Why Room Temperature Butter Is Essential When Making Buttercream

Whipped cream frosting and ganache are truly sweet to eat, but when it comes to the U.S.'s favorite type of icing, buttercream is at the top of many Americans' lists. In fact, according to The Spruce Eats, one of the most popular buttercream recipes, simple buttercream, is colloquially known as American buttercream — which is only right considering the U.S. uses this type of icing in and on every baked good you can imagine.

But although American buttercream is a delicious way to finish off a cupcake and can even be a tasty truffle filling, as suggested by Shugary Sweets, you don't have to be a 5-star pastry chef to make this treat. All you need to successfully whip up a bowl of spoon-licking good buttercream is butter, powdered sugar, milk or cream, and salt. However, don't let its simple ingredients deceive you.
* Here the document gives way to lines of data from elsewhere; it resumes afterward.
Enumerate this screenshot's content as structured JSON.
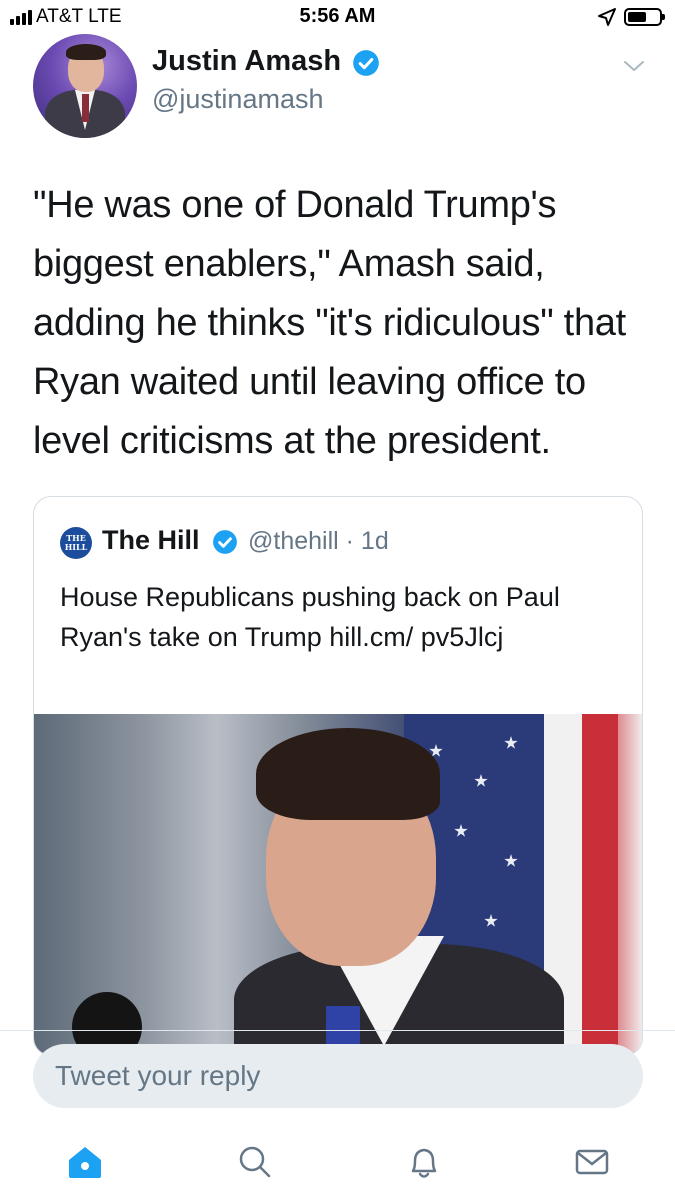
{
  "status_bar": {
    "carrier": "AT&T  LTE",
    "time": "5:56 AM"
  },
  "tweet": {
    "author_name": "Justin Amash",
    "author_handle": "@justinamash",
    "verified": true,
    "text": "\"He was one of Donald Trump's biggest enablers,\" Amash said, adding he thinks \"it's ridiculous\" that Ryan waited until leaving office to level criticisms at the president."
  },
  "quoted_tweet": {
    "logo_text": "THE HILL",
    "author_name": "The Hill",
    "author_handle_time": "@thehill · 1d",
    "verified": true,
    "text": "House Republicans pushing back on Paul Ryan's take on Trump hill.cm/ pv5Jlcj"
  },
  "reply": {
    "placeholder": "Tweet your reply"
  },
  "nav": {
    "items": [
      "home-icon",
      "search-icon",
      "notifications-icon",
      "messages-icon"
    ]
  },
  "colors": {
    "accent": "#1da1f2",
    "muted": "#657786",
    "text": "#14171a",
    "border": "#d5dce2",
    "reply_bg": "#e6ecf0"
  }
}
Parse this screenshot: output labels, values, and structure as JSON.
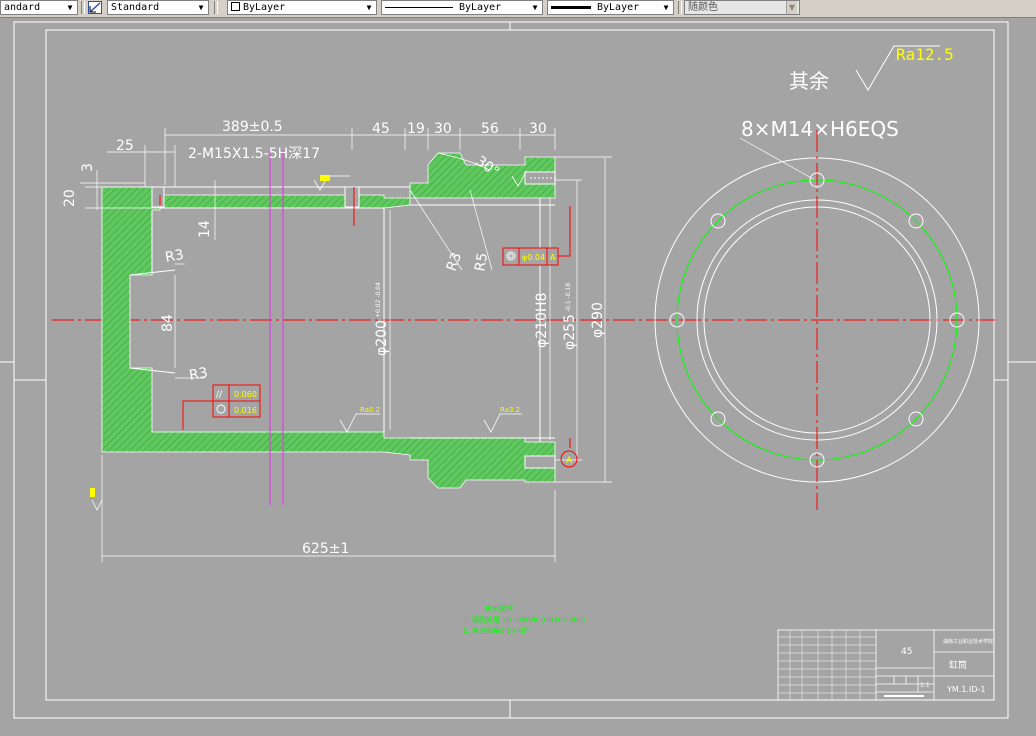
{
  "toolbar": {
    "text_style": "andard",
    "dim_style": "Standard",
    "layer": "ByLayer",
    "linetype": "ByLayer",
    "lineweight": "ByLayer",
    "plotstyle": "随颜色"
  },
  "drawing": {
    "surface_symbol_value": "Ra12.5",
    "surface_rest_label": "其余",
    "dim_389": "389±0.5",
    "dim_45": "45",
    "dim_19": "19",
    "dim_30a": "30",
    "dim_56": "56",
    "dim_30b": "30",
    "dim_25": "25",
    "dim_3": "3",
    "thread_note": "2-M15X1.5-5H深17",
    "dim_20": "20",
    "dim_14": "14",
    "angle_30": "30°",
    "r3_top": "R3",
    "r3_bottom": "R3",
    "r3_inner": "R3",
    "r5": "R5",
    "dim_84": "84",
    "dim_200": "φ200",
    "dim_200_tol": "+0.02  -0.04",
    "dim_210": "φ210H8",
    "dim_255": "φ255",
    "dim_255_tol": "-0.1  -0.18",
    "dim_290": "φ290",
    "dim_625": "625±1",
    "gdt_concentric_value": "φ0.04",
    "gdt_concentric_datum": "A",
    "gdt_parallel_value": "0.060",
    "gdt_round_value": "0.016",
    "ra_left": "Ra0.2",
    "ra_right": "Ra3.2",
    "datum_a": "A",
    "holes_note": "8×M14×H6EQS"
  },
  "notes": {
    "title": "技术要求",
    "line1": "1. 调质处理  20~35HRC(HB207-263)",
    "line2": "2. 未注倒角0.5×45°"
  },
  "title_block": {
    "material": "45",
    "company": "湖南工业职业技术学院",
    "part_name": "缸筒",
    "drawing_no": "YM.1.ID-1",
    "scale": "1:1"
  },
  "colors": {
    "background": "#a4a4a4",
    "hatch": "#5fc85f",
    "center_line": "#ff0000",
    "green": "#00ff00",
    "magenta": "#e040e0",
    "yellow": "#ffff00"
  }
}
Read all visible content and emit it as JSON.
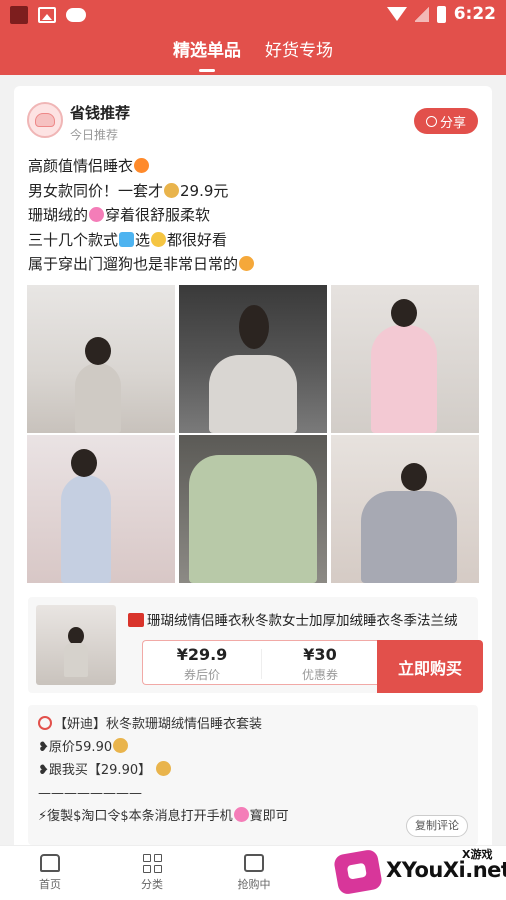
{
  "status_bar": {
    "time": "6:22"
  },
  "tabs": [
    {
      "label": "精选单品",
      "active": true
    },
    {
      "label": "好货专场",
      "active": false
    }
  ],
  "post": {
    "author": "省钱推荐",
    "subtitle": "今日推荐",
    "share_label": "分享",
    "lines": [
      "高颜值情侣睡衣",
      "男女款同价！一套才",
      "29.9元",
      "珊瑚绒的",
      "穿着很舒服柔软",
      "三十几个款式",
      "选",
      "都很好看",
      "属于穿出门遛狗也是非常日常的"
    ]
  },
  "product": {
    "title": "珊瑚绒情侣睡衣秋冬款女士加厚加绒睡衣冬季法兰绒",
    "price_after": "¥29.9",
    "price_after_label": "券后价",
    "coupon": "¥30",
    "coupon_label": "优惠券",
    "buy_label": "立即购买"
  },
  "copy_block": {
    "line1": "【妍迪】秋冬款珊瑚绒情侣睡衣套装",
    "line2": "❥原价59.90",
    "line3": "❥跟我买【29.90】",
    "line4": "————————",
    "line5": "⚡復製$淘口令$本条消息打开手机",
    "line5b": "寳即可",
    "copy_btn": "复制评论"
  },
  "bottom_nav": [
    {
      "label": "首页",
      "icon": "home-icon"
    },
    {
      "label": "分类",
      "icon": "category-icon"
    },
    {
      "label": "抢购中",
      "icon": "flash-sale-icon"
    }
  ],
  "watermark": {
    "top": "X游戏",
    "text": "XYouXi.net"
  },
  "colors": {
    "brand": "#e2504b",
    "background": "#f2f2f2"
  }
}
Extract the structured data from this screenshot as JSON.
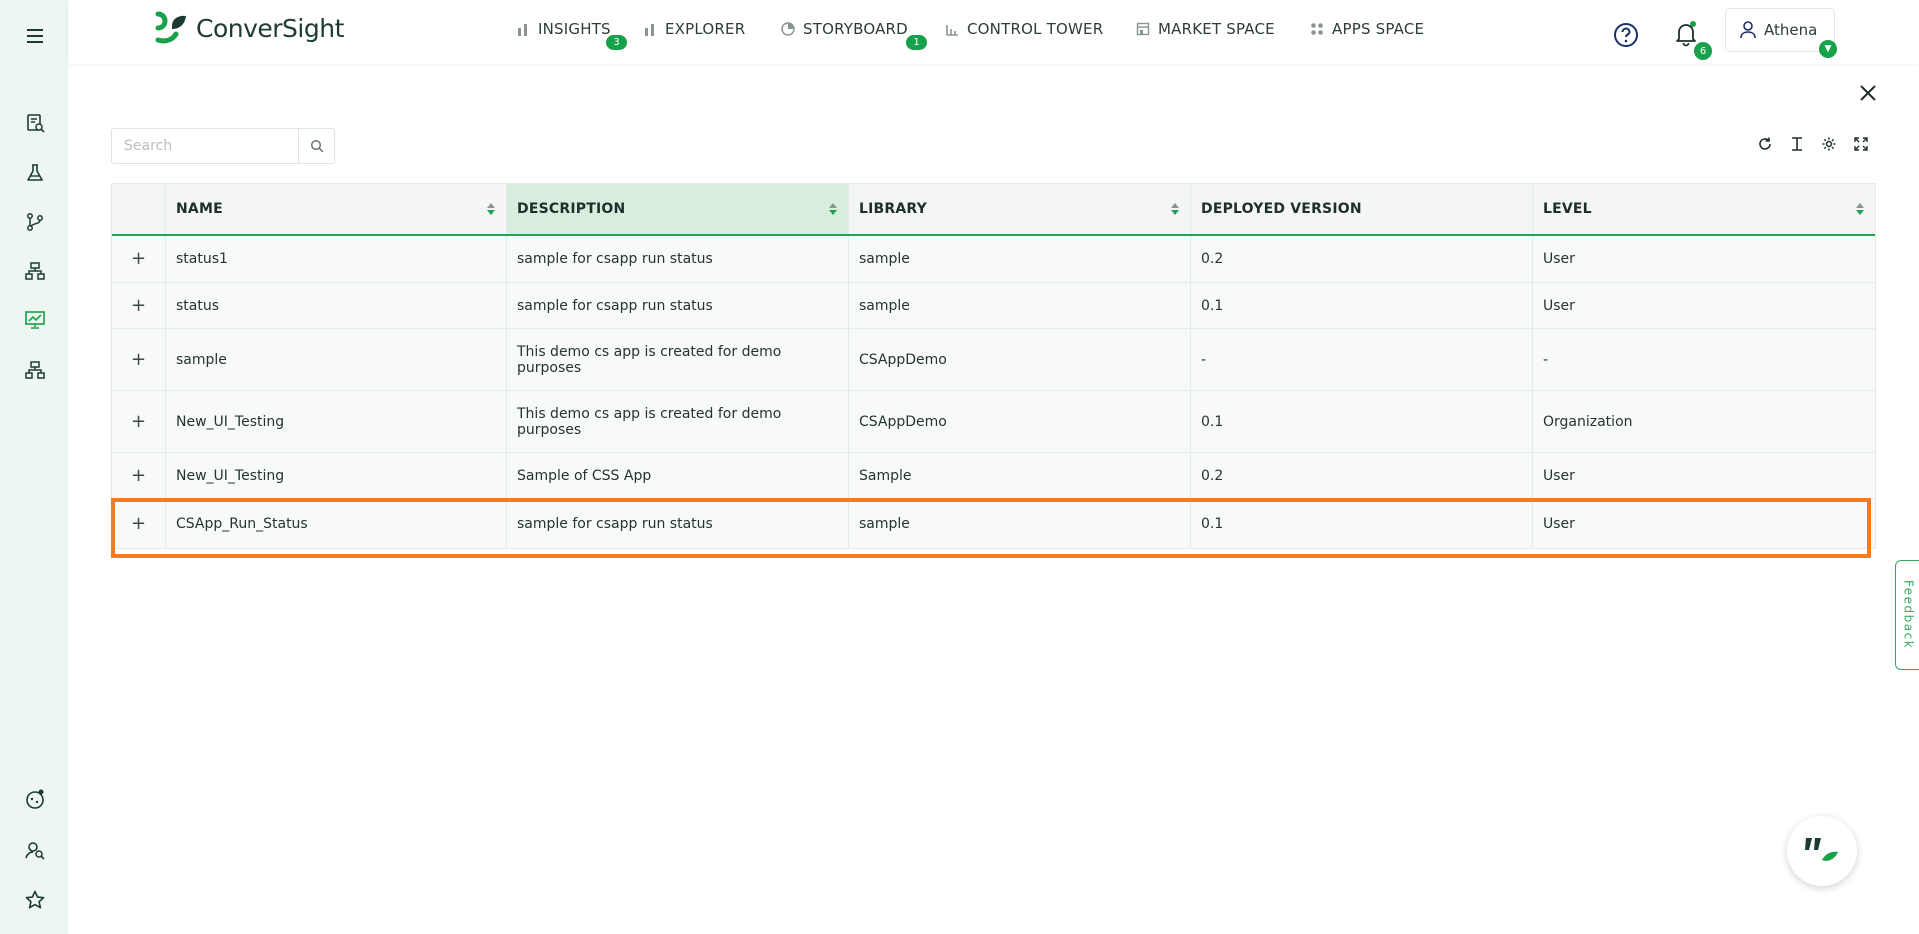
{
  "app": {
    "brand": "ConverSight"
  },
  "nav": {
    "items": [
      {
        "label": "INSIGHTS",
        "badge": "3"
      },
      {
        "label": "EXPLORER"
      },
      {
        "label": "STORYBOARD",
        "badge": "1"
      },
      {
        "label": "CONTROL TOWER"
      },
      {
        "label": "MARKET SPACE"
      },
      {
        "label": "APPS SPACE"
      }
    ]
  },
  "header": {
    "notifications_count": "6",
    "user_name": "Athena"
  },
  "search": {
    "placeholder": "Search",
    "value": ""
  },
  "table": {
    "columns": [
      "NAME",
      "DESCRIPTION",
      "LIBRARY",
      "DEPLOYED VERSION",
      "LEVEL"
    ],
    "sorted_column": "DESCRIPTION",
    "rows": [
      {
        "name": "status1",
        "description": "sample for csapp run status",
        "library": "sample",
        "version": "0.2",
        "level": "User"
      },
      {
        "name": "status",
        "description": "sample for csapp run status",
        "library": "sample",
        "version": "0.1",
        "level": "User"
      },
      {
        "name": "sample",
        "description": "This demo cs app is created for demo purposes",
        "library": "CSAppDemo",
        "version": "-",
        "level": "-"
      },
      {
        "name": "New_UI_Testing",
        "description": "This demo cs app is created for demo purposes",
        "library": "CSAppDemo",
        "version": "0.1",
        "level": "Organization"
      },
      {
        "name": "New_UI_Testing",
        "description": "Sample of CSS App",
        "library": "Sample",
        "version": "0.2",
        "level": "User"
      },
      {
        "name": "CSApp_Run_Status",
        "description": "sample for csapp run status",
        "library": "sample",
        "version": "0.1",
        "level": "User"
      }
    ],
    "highlighted_row": 5,
    "expand_symbol": "+"
  },
  "feedback": {
    "label": "Feedback"
  },
  "colors": {
    "accent": "#17a14a",
    "highlight": "#f47c20",
    "sidebar_bg": "#eef6f1"
  },
  "icons": {
    "sidebar_top": [
      "menu-icon"
    ],
    "sidebar_nav": [
      "report-search-icon",
      "flask-icon",
      "branch-icon",
      "hierarchy-icon",
      "presentation-chart-icon",
      "org-chart-icon"
    ],
    "sidebar_bottom": [
      "bot-icon",
      "user-search-icon",
      "star-icon"
    ],
    "toolbar": [
      "refresh-icon",
      "text-height-icon",
      "settings-icon",
      "expand-icon"
    ]
  }
}
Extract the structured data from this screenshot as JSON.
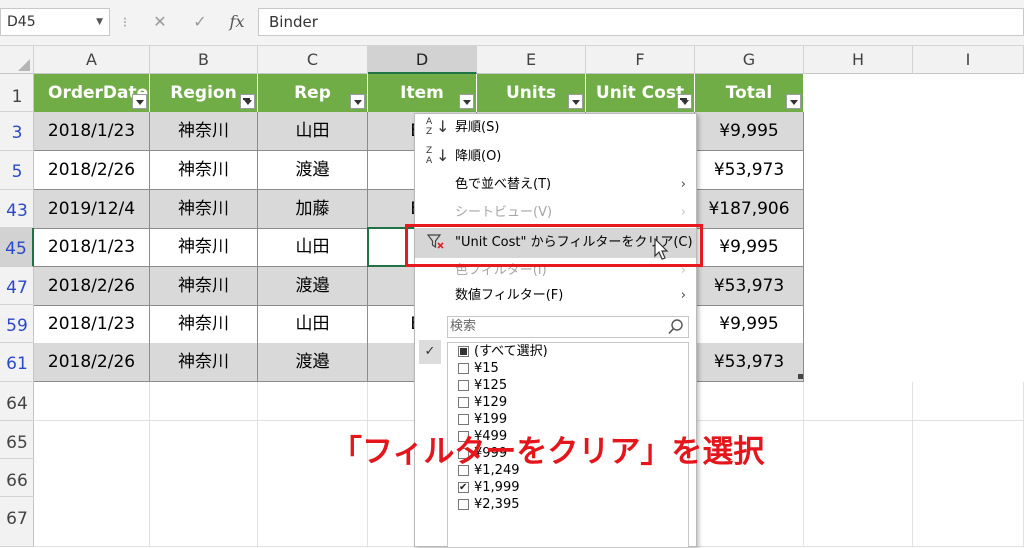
{
  "formula_bar": {
    "name_box": "D45",
    "separator": "⁝",
    "cancel_icon": "✕",
    "enter_icon": "✓",
    "fx_label": "fx",
    "content": "Binder"
  },
  "columns": [
    "A",
    "B",
    "C",
    "D",
    "E",
    "F",
    "G",
    "H",
    "I"
  ],
  "header_row_num": "1",
  "table_headers": [
    "OrderDate",
    "Region",
    "Rep",
    "Item",
    "Units",
    "Unit Cost",
    "Total"
  ],
  "rows": [
    {
      "num": "3",
      "date": "2018/1/23",
      "region": "神奈川",
      "rep": "山田",
      "item": "Bir",
      "total": "¥9,995"
    },
    {
      "num": "5",
      "date": "2018/2/26",
      "region": "神奈川",
      "rep": "渡邉",
      "item": "P",
      "total": "¥53,973"
    },
    {
      "num": "43",
      "date": "2019/12/4",
      "region": "神奈川",
      "rep": "加藤",
      "item": "Bir",
      "total": "¥187,906"
    },
    {
      "num": "45",
      "date": "2018/1/23",
      "region": "神奈川",
      "rep": "山田",
      "item": "Bi",
      "total": "¥9,995"
    },
    {
      "num": "47",
      "date": "2018/2/26",
      "region": "神奈川",
      "rep": "渡邉",
      "item": "P",
      "total": "¥53,973"
    },
    {
      "num": "59",
      "date": "2018/1/23",
      "region": "神奈川",
      "rep": "山田",
      "item": "Bir",
      "total": "¥9,995"
    },
    {
      "num": "61",
      "date": "2018/2/26",
      "region": "神奈川",
      "rep": "渡邉",
      "item": "P",
      "total": "¥53,973"
    }
  ],
  "blank_rows": [
    "64",
    "65",
    "66",
    "67"
  ],
  "menu": {
    "sort_asc": "昇順(S)",
    "sort_desc": "降順(O)",
    "sort_by_color": "色で並べ替え(T)",
    "sheet_view": "シートビュー(V)",
    "clear_filter": "\"Unit Cost\" からフィルターをクリア(C)",
    "color_filter": "色フィルター(I)",
    "number_filter": "数値フィルター(F)",
    "search_placeholder": "検索",
    "check_mark": "✓",
    "submenu_arrow": "›",
    "values": [
      {
        "label": "(すべて選択)",
        "state": "partial"
      },
      {
        "label": "¥15",
        "state": "off"
      },
      {
        "label": "¥125",
        "state": "off"
      },
      {
        "label": "¥129",
        "state": "off"
      },
      {
        "label": "¥199",
        "state": "off"
      },
      {
        "label": "¥499",
        "state": "off"
      },
      {
        "label": "¥999",
        "state": "off"
      },
      {
        "label": "¥1,249",
        "state": "off"
      },
      {
        "label": "¥1,999",
        "state": "on"
      },
      {
        "label": "¥2,395",
        "state": "off"
      }
    ]
  },
  "caption": "「フィルターをクリア」を選択",
  "colors": {
    "header_green": "#70ad47",
    "stripe_gray": "#d9d9d9",
    "highlight_red": "#e8181f",
    "caption_red": "#e4151b"
  }
}
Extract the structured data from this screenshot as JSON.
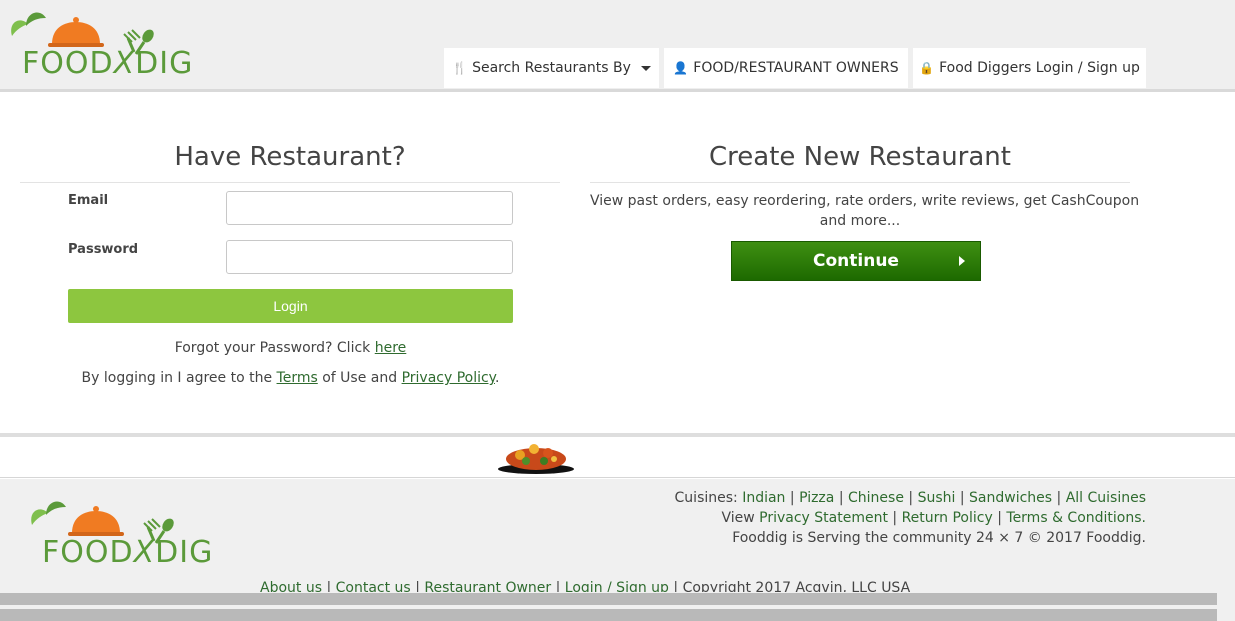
{
  "brand": {
    "logo_text_left": "FOOD",
    "logo_text_x": "X",
    "logo_text_right": "DIG"
  },
  "nav": {
    "search_label": "Search Restaurants By",
    "owners_label": "FOOD/RESTAURANT OWNERS",
    "login_label": "Food Diggers Login / Sign up",
    "icons": [
      "fork-knife-icon",
      "user-icon",
      "lock-icon",
      "chevron-down-icon"
    ]
  },
  "login_panel": {
    "title": "Have Restaurant?",
    "email_label": "Email",
    "email_value": "",
    "password_label": "Password",
    "password_value": "",
    "login_button": "Login",
    "forgot_text": "Forgot your Password? Click",
    "forgot_link": "here",
    "agree_prefix": "By logging in I agree to the",
    "terms_link": "Terms",
    "agree_middle": "of Use and",
    "privacy_link": "Privacy Policy",
    "agree_suffix": "."
  },
  "create_panel": {
    "title": "Create New Restaurant",
    "desc_line1": "View past orders, easy reordering, rate orders, write reviews, get CashCoupon",
    "desc_line2": "and more...",
    "continue_button": "Continue"
  },
  "footer": {
    "cuisines_label": "Cuisines:",
    "cuisines": [
      "Indian",
      "Pizza",
      "Chinese",
      "Sushi",
      "Sandwiches",
      "All Cuisines"
    ],
    "view_label": "View",
    "privacy": "Privacy Statement",
    "return_policy": "Return Policy",
    "terms": "Terms & Conditions.",
    "serving": "Fooddig is Serving the community 24 × 7 © 2017 Fooddig.",
    "bottom_links": [
      "About us",
      "Contact us",
      "Restaurant Owner",
      "Login / Sign up"
    ],
    "copyright": "Copyright 2017 Acqvin, LLC USA"
  },
  "colors": {
    "accent_green": "#8dc63f",
    "dark_green": "#1d6a00",
    "link_green": "#2f6b2f",
    "logo_orange": "#f07b22"
  }
}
Just like any other recipe, you can easily mess up this beloved icing if you're not careful. And there is one step, in particular, you need to follow if you want to ensure your buttercream is birthday cake worthy. Because if you don't warm your butter before mixing it into the recipe, you'll have a chunky, sugary mess and an icing-free batch of cupcakes on your hands.

Warm butter makes buttercream, cold butter breaks it

Without butter, buttercream icing would be nothing but sugary milk. And, according to Kitchn, throwing cold butter from the refrigerator straight into your icing mix may yield the same watery results. The outlet explains that cold butter will make it very hard for your buttercream to form properly. And even if the icing does become solid, cold butter will give your buttercream a clumpy consistency.

However, although you want to use soft butter when making buttercream, it's important to note you do not want melted butter. As Delish shares, overly-warm butter won't mix well with your icing's other ingredients. That means you need to avoid microwaving it. Even if you're short on time, it's not worth the risk of a disaster.

So if it can't be too hot or too cold, what's the butter temperature sweet spot? The Kitchn states that using room-temperature butter is the secret to making a perfect batch of buttercream. The outlet notes that your butter should sit on the counter for at least 30 minutes before you prepare your icing. Then you can mix it in with your other ingredients and get ready to give your chocolate cake a delicious vanilla-buttercream makeover.